Raymond Stone, chief economist at Stone & McCarthy Research Associates in Skillman, New Jersey, looked at the limits to the size of the Fed’s balance sheet in a Dec. 15 research report. Here are the key points:

Right now, the Fed is earning about 4 percent, or $80 billion a year, on its fixed-rate assets, consisting primarily of U.S. Treasury, federal agency and mortgage-backed securities. For the first time ever, the Fed is paying interest (0.25 basis points) on bank reserves, the deposits banks hold in their accounts at the Fed or as vault cash.

Currency Was King

Prior to September 2008, currency in circulation was the Fed’s main liability and cost nothing. Its chief asset was Treasury securities. So the Fed clipped coupons, reinvested the proceeds from maturing securities at prevailing interest rates, paid a small amount of interest on things like reverse repurchase agreements, and turned over the bulk of its profit to the Treasury, as required by law.

Last week, the Fed reported record net income of $52.1 billion for 2009; it earned a bundle on the money it created. After operating expenses and interest on reserve balances, the Fed remitted $46.1 billion to the Treasury.

The Fed has always been self-financing, which Stone says underpins its independence. Just imagine if the central bank had to go to Congress for an annual appropriation. By the time those folks got done horse-trading earmarks, the Fed’s appropriation might look like a transportation bill.

No T-Bills

The Fed no longer owns many Treasury bills, so the asset side of its balance sheet won’t benefit from reinvesting in higher yielding securities as rates rise. It will still be earning about 4.5 percent on all those mortgage-backed securities even as it pays higher interest rates on reserve balances.

With $2.2 trillion in assets, it would take a 7 percent funds rate for the Fed’s variable interest expense to overwhelm interest income, Stone calculates. The bigger the portfolio, the lower the break-even rate.

The Fed is scheduled to wind down its $1.25 trillion MBS purchases by the end of March, but at the Dec. 16 meeting policy makers discussed extending the program if the economy weakens, according to the minutes.

“They have to realize they would be boxing themselves in,” Stone says.

As the net interest margin shrinks, the less inclined the Fed would be to raise interest rates and the more unhinged inflation expectations would become, he says.

Political Meddling

The Fed is already fending off increased meddling from the political classes. The House of Representatives passed a bill that would open the door to government audits of monetary policy decisions. New financial regulatory legislation before Congress would clip, or eliminate, the Fed’s supervisory authority.

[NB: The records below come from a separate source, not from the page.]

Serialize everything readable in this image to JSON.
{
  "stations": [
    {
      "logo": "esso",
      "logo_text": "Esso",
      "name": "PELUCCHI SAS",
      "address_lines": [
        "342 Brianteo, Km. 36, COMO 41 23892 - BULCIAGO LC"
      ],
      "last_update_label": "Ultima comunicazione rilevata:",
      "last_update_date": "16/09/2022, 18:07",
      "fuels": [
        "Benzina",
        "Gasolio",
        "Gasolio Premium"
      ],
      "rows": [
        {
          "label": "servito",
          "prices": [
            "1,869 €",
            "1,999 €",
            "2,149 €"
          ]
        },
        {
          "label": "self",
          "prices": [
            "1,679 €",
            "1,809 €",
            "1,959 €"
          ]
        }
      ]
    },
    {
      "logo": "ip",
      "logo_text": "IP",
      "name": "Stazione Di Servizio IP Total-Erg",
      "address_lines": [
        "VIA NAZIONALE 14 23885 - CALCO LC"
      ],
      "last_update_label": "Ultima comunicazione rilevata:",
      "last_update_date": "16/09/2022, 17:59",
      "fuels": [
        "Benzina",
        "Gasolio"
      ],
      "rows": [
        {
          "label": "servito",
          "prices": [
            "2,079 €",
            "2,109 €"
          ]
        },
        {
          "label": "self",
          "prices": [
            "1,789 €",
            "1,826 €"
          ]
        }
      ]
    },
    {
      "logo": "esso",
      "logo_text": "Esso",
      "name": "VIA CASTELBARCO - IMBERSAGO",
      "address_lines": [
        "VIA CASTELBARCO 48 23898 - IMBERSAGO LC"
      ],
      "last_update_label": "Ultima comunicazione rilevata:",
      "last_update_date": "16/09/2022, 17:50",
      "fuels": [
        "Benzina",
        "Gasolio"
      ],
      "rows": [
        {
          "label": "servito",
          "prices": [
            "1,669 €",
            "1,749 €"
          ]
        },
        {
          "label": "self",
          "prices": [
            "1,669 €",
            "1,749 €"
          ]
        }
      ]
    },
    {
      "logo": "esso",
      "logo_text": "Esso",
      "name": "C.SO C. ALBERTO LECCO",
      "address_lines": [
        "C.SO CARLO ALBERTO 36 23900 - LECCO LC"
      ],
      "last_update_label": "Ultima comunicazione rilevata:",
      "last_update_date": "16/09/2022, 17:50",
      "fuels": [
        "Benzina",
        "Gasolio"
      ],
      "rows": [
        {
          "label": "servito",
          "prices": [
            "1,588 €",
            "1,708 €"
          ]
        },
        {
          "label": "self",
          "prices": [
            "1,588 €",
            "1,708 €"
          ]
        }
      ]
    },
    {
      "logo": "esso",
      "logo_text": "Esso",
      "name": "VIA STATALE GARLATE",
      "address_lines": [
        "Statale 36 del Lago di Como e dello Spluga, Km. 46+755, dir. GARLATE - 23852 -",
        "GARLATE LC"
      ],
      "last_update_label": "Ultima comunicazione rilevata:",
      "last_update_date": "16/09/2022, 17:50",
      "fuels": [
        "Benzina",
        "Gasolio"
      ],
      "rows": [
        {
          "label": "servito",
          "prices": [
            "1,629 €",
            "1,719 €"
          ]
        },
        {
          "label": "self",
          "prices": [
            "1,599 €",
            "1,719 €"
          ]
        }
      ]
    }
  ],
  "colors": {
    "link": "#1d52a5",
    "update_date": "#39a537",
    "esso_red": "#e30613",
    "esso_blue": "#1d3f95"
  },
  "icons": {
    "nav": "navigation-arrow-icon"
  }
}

The shrinking of its net interest margin isn’t the only box the Fed finds itself in. As the buyer of last resort for agency MBS, the Fed has “supported the housing-market stabilization policy of the Obama administration,” David Kotok, chairman and chief investment officer of Cumberland Advisors Inc., a money manager based in Vineland, New Jersey, wrote in a recent paper. The effect has been to subsidize homeowners at the expense of taxpayers, which is not a traditional role for a central bank, he says.

The Fed and Treasury purchased a combined $1.3 trillion of agency MBS last year, 76 percent of the gross issuance (including refinancings) and more than three times the net increase in the size of the market. Analysts estimate the effect lowered mortgage rates by about 75 basis points.

Ranking the Concerns

When interest rates rise, the Fed will incur capital losses on its securities if it decides to sell them. If it doesn’t sell them, or isn’t successful in locking up banks’ excess reserves, inflation will be waiting behind Door No. 2.

Stone admits it may be premature to worry about the Fed’s net interest margin at a time of record profitability. On a scale of 1 to 10 of things to worry about, with 1 being long- term unemployment and 10 being the sun going dark in 5 billion years, I’d give it at least a 4.